From a patient perspective, the utility of CDS is equally significant. Patients benefit from the increased accuracy and precision in their diagnoses and treatment plans, resulting in better health outcomes and reduced healthcare costs. With CDS facilitating communication and collaboration among providers, patients receive more coordinated and comprehensive care that considers all aspects of their health.

Moreover, CDS systems play a vital role in advancing medical research, quality improvement initiatives, and population health management. By aggregating anonymous patient data and analyzing trends and patterns, healthcare organizations can identify areas for improvement, implement targeted interventions, and track performance metrics effectively. This data-driven approach to healthcare delivery paves the way for continuous innovation and development in the field.

However, despite the numerous benefits of CDS systems, challenges exist in their implementation and adoption across healthcare settings. Factors such as usability, interoperability, training, and resistance to change can hinder the effectiveness of CDS tools and limit their utility. To maximize the potential of CDS systems, healthcare organizations must prioritize user engagement, seamless integration with existing workflows, and ongoing education and support for providers.

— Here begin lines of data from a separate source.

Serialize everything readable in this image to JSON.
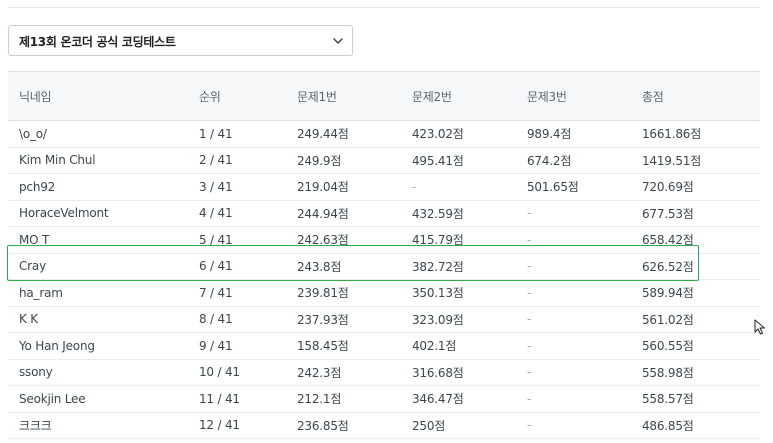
{
  "contest_select": {
    "selected": "제13회 온코더 공식 코딩테스트"
  },
  "leaderboard": {
    "columns": [
      "닉네임",
      "순위",
      "문제1번",
      "문제2번",
      "문제3번",
      "총점"
    ],
    "rows": [
      {
        "name": "\\o_o/",
        "rank": "1 / 41",
        "p1": "249.44점",
        "p2": "423.02점",
        "p3": "989.4점",
        "total": "1661.86점"
      },
      {
        "name": "Kim Min Chul",
        "rank": "2 / 41",
        "p1": "249.9점",
        "p2": "495.41점",
        "p3": "674.2점",
        "total": "1419.51점"
      },
      {
        "name": "pch92",
        "rank": "3 / 41",
        "p1": "219.04점",
        "p2": "-",
        "p3": "501.65점",
        "total": "720.69점"
      },
      {
        "name": "HoraceVelmont",
        "rank": "4 / 41",
        "p1": "244.94점",
        "p2": "432.59점",
        "p3": "-",
        "total": "677.53점"
      },
      {
        "name": "MO T",
        "rank": "5 / 41",
        "p1": "242.63점",
        "p2": "415.79점",
        "p3": "-",
        "total": "658.42점"
      },
      {
        "name": "Cray",
        "rank": "6 / 41",
        "p1": "243.8점",
        "p2": "382.72점",
        "p3": "-",
        "total": "626.52점"
      },
      {
        "name": "ha_ram",
        "rank": "7 / 41",
        "p1": "239.81점",
        "p2": "350.13점",
        "p3": "-",
        "total": "589.94점"
      },
      {
        "name": "K K",
        "rank": "8 / 41",
        "p1": "237.93점",
        "p2": "323.09점",
        "p3": "-",
        "total": "561.02점"
      },
      {
        "name": "Yo Han Jeong",
        "rank": "9 / 41",
        "p1": "158.45점",
        "p2": "402.1점",
        "p3": "-",
        "total": "560.55점"
      },
      {
        "name": "ssony",
        "rank": "10 / 41",
        "p1": "242.3점",
        "p2": "316.68점",
        "p3": "-",
        "total": "558.98점"
      },
      {
        "name": "Seokjin Lee",
        "rank": "11 / 41",
        "p1": "212.1점",
        "p2": "346.47점",
        "p3": "-",
        "total": "558.57점"
      },
      {
        "name": "크크크",
        "rank": "12 / 41",
        "p1": "236.85점",
        "p2": "250점",
        "p3": "-",
        "total": "486.85점"
      }
    ]
  },
  "icons": {
    "dropdown": "chevron-down-icon",
    "pointer": "mouse-cursor-icon"
  },
  "colors": {
    "highlight": "#2eaa4a",
    "header_bg": "#f5f7f9"
  }
}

In conclusion, the usefulness of Clinical Decision Support cannot be understated in today’s healthcare landscape. From enhancing clinical decision-making and improving patient outcomes to driving innovation and quality improvement, CDS systems offer a wealth of advantages for healthcare providers and patients alike. Although challenges may exist in their implementation, the potential of CDS to transform healthcare delivery and achieve better outcomes is undeniable. As technology continues to evolve, so too will the capabilities and impact of CDS systems in shaping the future of healthcare.